Caricature of a 22-year-old Alaa Salah leading protests in Sudan
“A civilian government or a revolution forever.” This powerful slogan echoed in the streets of Sudan, one of the poorest countries in the African continent. In 1989, Islamist-backed military dictator Omar al-Bashir took over Sudan in a military coup, ousting a civilian government. He is infamous for genocide, war crimes, and crimes against humanity, for directing attacks against civilians.
Toppling of Omar al-Bashir and the raise of military
Following an economic crisis that emptied the bank machinery, the government tripled the price of bread and fuel. After months protests and a sit-in camp outside military headquarters in Khartoum, the capital city of Sudan, the army officers overthrew Omar al-Bashir in April 2019.
Soon after ousting President Omar, the military or the seven-member Transitional Military Council(TMC) assumed the power to ensure order and security in the country. The military demanded that the elections will be held in nine months. But the protests insisted on a transition period of three years; so as to ensure free and fair elections.
On June 3rd, the military killed dozens and wounded hundreds of protesters during a crackdown on a protest camp, described by Al-Jazeera as the ‘worst violence’ in the country since Omar al-Bashir was overthrown. The Central Committee of Sudanese Doctors have put the death toll at 118 people as of June 12. Over 40 bodies have been fished out of the Nile River alone. More than 70 women have reportedly been raped by paramilitaries.
Mohamed Mattar, a 26-year-old engineer, was one among the first victims of the massacre. He was shot dead while he was reportedly trying to protect two other women. His favourite colour was blue and hence prompting social media users to turn their profiles blue and honour him.

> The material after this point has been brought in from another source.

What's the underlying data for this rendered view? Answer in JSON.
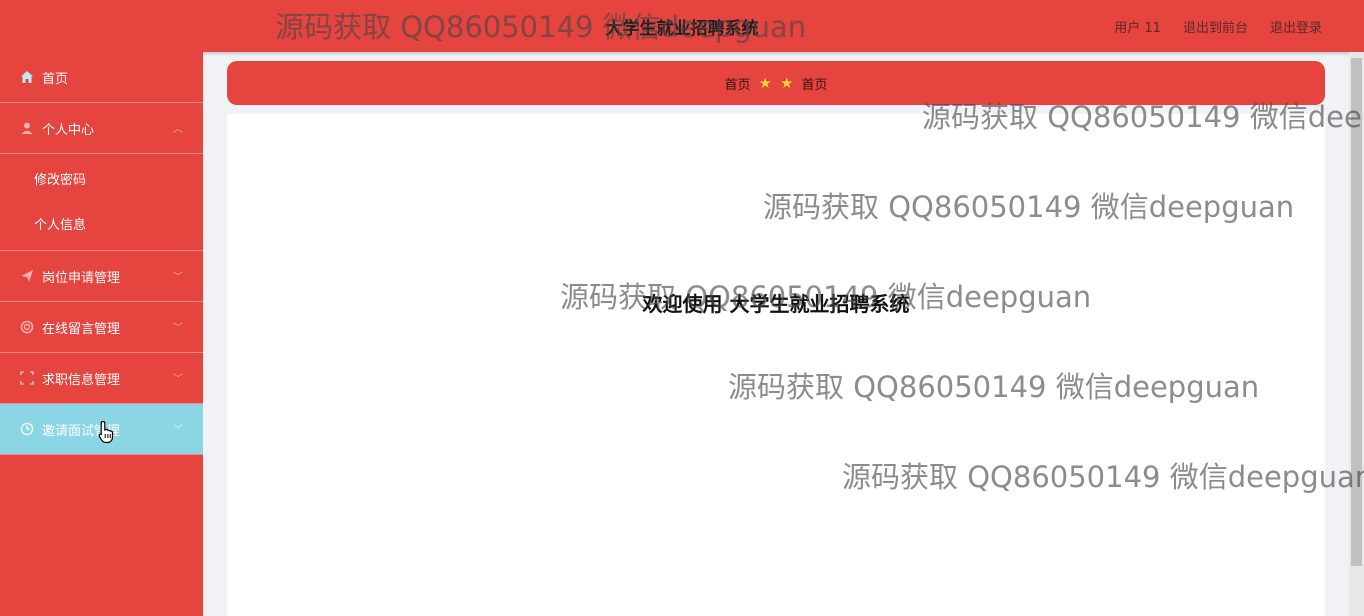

The military has also banned the internet services in the country citing national security move, which is hampering protests and connection with the world.
Women have been at the forefront of the demonstrations owing to the century’s long repression in the country. The most viral video during the crisis was that of a 22-year-old architecture student Alaa Salah, who delivered a fearless speech, and encouraged the crowd not to remain silent at the time of a revolution. The crisis also paved way to murals around the military headquarters in Khartoum. Many of the artworks carry the message that bullets and bombs are not the order of the day and the demonstrators want a peaceful transfer of power.
Hunger crisis soars
According to the World Food Programme (WFP) reports, about seven million people in neighboring South Sudan are facing record starvation. This is predicted to worsen with the onset of rains in the month of July. The few organizations through which people can donate and directly make an impact are – The World Food Programme, The United Nations Children’s Fund, The International Rescue Committee and The University of Khartoum Alumni Association’s fundraiser.
The whole idea of sharing about Sudan through social media posts, articles and videos is to drive the attention of various news organizations and world leaders to the crisis. Civilian power should always be considered greater than gun power. Ultimately, humanity and peace deserves to win.